The mechanism of Claim 1 wherein said output collection means comprises an output tray (12) comprising a floor (16) to receive said sheets.
The mechanism of Claim 1 or Claim 2 wherein said output tray is further provided with a pair of opposed, spaced apart side wall members (14) separated by said floor.
The mechanism of Claim 1 wherein said movement means comprises a rotational movement, each side rail member being pivotally secured by a pivot means (38).
The mechanism of Claim 4 wherein each said side rail member is provided with an engageable wing member (32) spaced outwardly from said pivotal securement for permitting said side rail member to rotate outward from said initial closed, sheet-supporting position.
The mechanism of Claim 5 further comprising means (30) for engaging said wing member upon termination of printing of said sheet.
The mechanism of Claim 6 wherein said engaging means comprises an ear member (30) associated with a downwardly pivoting platen support (28) associated with a platen for supporting said sheet of print medium during printing.
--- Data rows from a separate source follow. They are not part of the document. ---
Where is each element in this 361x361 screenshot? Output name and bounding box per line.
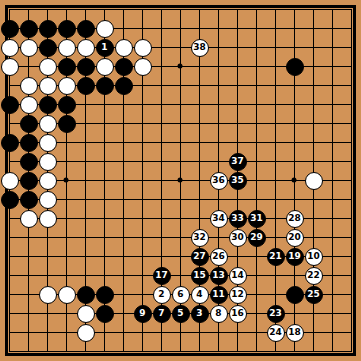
stone-black-c15-r14-move-21: 21 [267, 248, 285, 266]
stone-black-c16-r14-move-19: 19 [286, 248, 304, 266]
stone-white-c3-r10 [39, 172, 57, 190]
stone-white-c6-r2 [96, 20, 114, 38]
stone-black-c6-r5 [96, 77, 114, 95]
stone-white-c17-r14-move-10: 10 [305, 248, 323, 266]
stone-white-c12-r10-move-36: 36 [210, 172, 228, 190]
stone-black-c2-r11 [20, 191, 38, 209]
stone-black-c2-r9 [20, 153, 38, 171]
stone-black-c7-r5 [115, 77, 133, 95]
stone-white-c12-r17-move-8: 8 [210, 305, 228, 323]
stone-black-c13-r10-move-35: 35 [229, 172, 247, 190]
stone-white-c17-r10 [305, 172, 323, 190]
stone-white-c2-r12 [20, 210, 38, 228]
stone-black-c2-r7 [20, 115, 38, 133]
stone-black-c6-r16 [96, 286, 114, 304]
stone-black-c4-r2 [58, 20, 76, 38]
stone-white-c3-r12 [39, 210, 57, 228]
stone-white-c6-r4 [96, 58, 114, 76]
stone-white-c3-r4 [39, 58, 57, 76]
stone-white-c16-r18-move-18: 18 [286, 324, 304, 342]
stone-black-c13-r12-move-33: 33 [229, 210, 247, 228]
stone-black-c12-r15-move-13: 13 [210, 267, 228, 285]
stone-white-c11-r16-move-4: 4 [191, 286, 209, 304]
stone-white-c5-r3 [77, 39, 95, 57]
stone-black-c11-r17-move-3: 3 [191, 305, 209, 323]
stone-black-c9-r17-move-7: 7 [153, 305, 171, 323]
stone-black-c11-r15-move-15: 15 [191, 267, 209, 285]
stone-black-c4-r7 [58, 115, 76, 133]
go-board-stones: 1234567891011121314151617181920212223242… [0, 0, 361, 361]
stone-black-c14-r13-move-29: 29 [248, 229, 266, 247]
stone-white-c16-r13-move-20: 20 [286, 229, 304, 247]
stone-white-c13-r17-move-16: 16 [229, 305, 247, 323]
stone-black-c2-r2 [20, 20, 38, 38]
stone-black-c13-r9-move-37: 37 [229, 153, 247, 171]
stone-black-c3-r2 [39, 20, 57, 38]
stone-white-c4-r3 [58, 39, 76, 57]
stone-white-c8-r4 [134, 58, 152, 76]
stone-black-c5-r4 [77, 58, 95, 76]
stone-white-c11-r13-move-32: 32 [191, 229, 209, 247]
stone-black-c1-r2 [1, 20, 19, 38]
stone-white-c8-r3 [134, 39, 152, 57]
stone-white-c17-r15-move-22: 22 [305, 267, 323, 285]
stone-white-c1-r10 [1, 172, 19, 190]
stone-white-c12-r14-move-26: 26 [210, 248, 228, 266]
stone-black-c16-r4 [286, 58, 304, 76]
stone-black-c2-r10 [20, 172, 38, 190]
stone-white-c4-r16 [58, 286, 76, 304]
stone-white-c3-r8 [39, 134, 57, 152]
stone-white-c10-r16-move-6: 6 [172, 286, 190, 304]
stone-white-c2-r3 [20, 39, 38, 57]
stone-white-c4-r5 [58, 77, 76, 95]
stone-black-c9-r15-move-17: 17 [153, 267, 171, 285]
stone-black-c2-r8 [20, 134, 38, 152]
stone-black-c10-r17-move-5: 5 [172, 305, 190, 323]
stone-black-c5-r16 [77, 286, 95, 304]
stone-black-c11-r14-move-27: 27 [191, 248, 209, 266]
stone-white-c13-r15-move-14: 14 [229, 267, 247, 285]
stone-white-c2-r6 [20, 96, 38, 114]
stone-white-c3-r5 [39, 77, 57, 95]
stone-white-c13-r13-move-30: 30 [229, 229, 247, 247]
stone-white-c15-r18-move-24: 24 [267, 324, 285, 342]
stone-black-c5-r5 [77, 77, 95, 95]
stone-white-c5-r18 [77, 324, 95, 342]
go-board[interactable]: 1234567891011121314151617181920212223242… [0, 0, 361, 361]
stone-white-c1-r4 [1, 58, 19, 76]
stone-black-c16-r16 [286, 286, 304, 304]
stone-white-c3-r7 [39, 115, 57, 133]
stone-black-c15-r17-move-23: 23 [267, 305, 285, 323]
stone-black-c7-r4 [115, 58, 133, 76]
stone-white-c3-r9 [39, 153, 57, 171]
stone-white-c2-r5 [20, 77, 38, 95]
stone-black-c6-r17 [96, 305, 114, 323]
stone-white-c12-r12-move-34: 34 [210, 210, 228, 228]
stone-black-c4-r4 [58, 58, 76, 76]
stone-black-c5-r2 [77, 20, 95, 38]
stone-white-c7-r3 [115, 39, 133, 57]
stone-white-c5-r17 [77, 305, 95, 323]
stone-black-c1-r11 [1, 191, 19, 209]
stone-white-c11-r3-move-38: 38 [191, 39, 209, 57]
stone-white-c13-r16-move-12: 12 [229, 286, 247, 304]
stone-white-c16-r12-move-28: 28 [286, 210, 304, 228]
stone-black-c17-r16-move-25: 25 [305, 286, 323, 304]
stone-white-c9-r16-move-2: 2 [153, 286, 171, 304]
stone-black-c6-r3-move-1: 1 [96, 39, 114, 57]
stone-black-c1-r6 [1, 96, 19, 114]
stone-black-c4-r6 [58, 96, 76, 114]
stone-black-c3-r3 [39, 39, 57, 57]
stone-black-c8-r17-move-9: 9 [134, 305, 152, 323]
stone-white-c3-r11 [39, 191, 57, 209]
stone-black-c14-r12-move-31: 31 [248, 210, 266, 228]
stone-black-c12-r16-move-11: 11 [210, 286, 228, 304]
stone-white-c3-r16 [39, 286, 57, 304]
stone-black-c3-r6 [39, 96, 57, 114]
stone-white-c1-r3 [1, 39, 19, 57]
stone-black-c1-r8 [1, 134, 19, 152]
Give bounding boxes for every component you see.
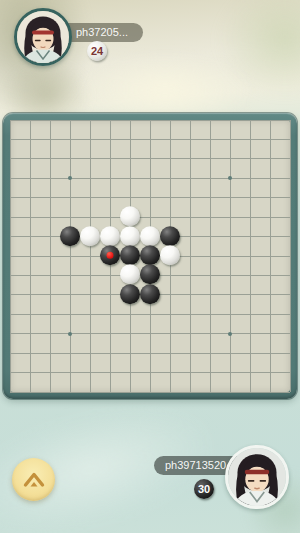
- white-stone: [100, 226, 120, 246]
- white-stone: [120, 265, 140, 285]
- board-surface: [10, 120, 290, 392]
- white-stone: [160, 245, 180, 265]
- grid-line: [10, 353, 290, 354]
- grid-line: [270, 120, 271, 392]
- chevron-up-icon: [19, 465, 49, 495]
- grid-line: [250, 120, 251, 392]
- black-stone: [100, 245, 120, 265]
- menu-button[interactable]: [12, 458, 55, 501]
- star-point: [68, 332, 72, 336]
- star-point: [228, 332, 232, 336]
- player-bottom-score-badge: 30: [194, 479, 214, 499]
- grid-line: [10, 392, 290, 393]
- gomoku-board: [3, 113, 297, 399]
- grid-line: [230, 120, 231, 392]
- grid-line: [210, 120, 211, 392]
- black-stone: [160, 226, 180, 246]
- last-move-marker: [107, 252, 114, 259]
- black-stone: [60, 226, 80, 246]
- star-point: [228, 176, 232, 180]
- grid-line: [190, 120, 191, 392]
- white-stone: [80, 226, 100, 246]
- background-foliage-top-right: [220, 0, 300, 95]
- grid-line: [10, 314, 290, 315]
- app-screen: ph37205... 24 ph39713520...: [0, 0, 300, 533]
- black-stone: [140, 284, 160, 304]
- player-bottom-avatar[interactable]: [225, 445, 289, 509]
- white-stone: [120, 226, 140, 246]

The mechanism of any preceding Claim wherein said return means comprises a spring (26).
The mechanism of Claim 8 wherein said spring comprises a cantilevered member (34), integrally formed as a part of said side rail member.
The mechanism of claim 4, wherein said return means comprises a spring means (26) bearing against said side wall member, said pivot means (38) being located in said floor of said output tray and being provided with an engageable wing member (32) spaced outwardly from said pivotal securement for permitting said side rail members to rotate outward from an initial closed, sheet-supporting position.
The mechanism of Claim 10 wherein said spring means comprises a cantilevered member (34), integrally formed as a part of said side rail member and provided with an outward bow.
The mechanism of Claim 9 or Claim 11 wherein said cantilevered member terminates in a free end (34') and said side wall member is provided with a recess (24) including a stud member (36) against which said free end bears.
The mechanism of Claim 10 or Claim 11 further comprising means (30) for engaging said wing member upon termination of printing of said sheet.
The mechanism of Claim 13 wherein said engaging means comprise an ear member (30) associated with a downwardly pivoting platen support (28) associated with a platen for supporting said sheet of print medium during printing.
A method of stacking printed sheets of a print medium in a substantially horizontally-disposed output collection means during printing by an ink-jet printer, comprising (a) suspending a single sheet above said output collection means during said printing of said sheet by retractable means in a sheet-supporting position, (b) causing said retractable means to retract at the termination of printing of said sheet to permit said sheet to drop onto said output collection means and (c) causing said retracting means to return to said sheet-supporting position.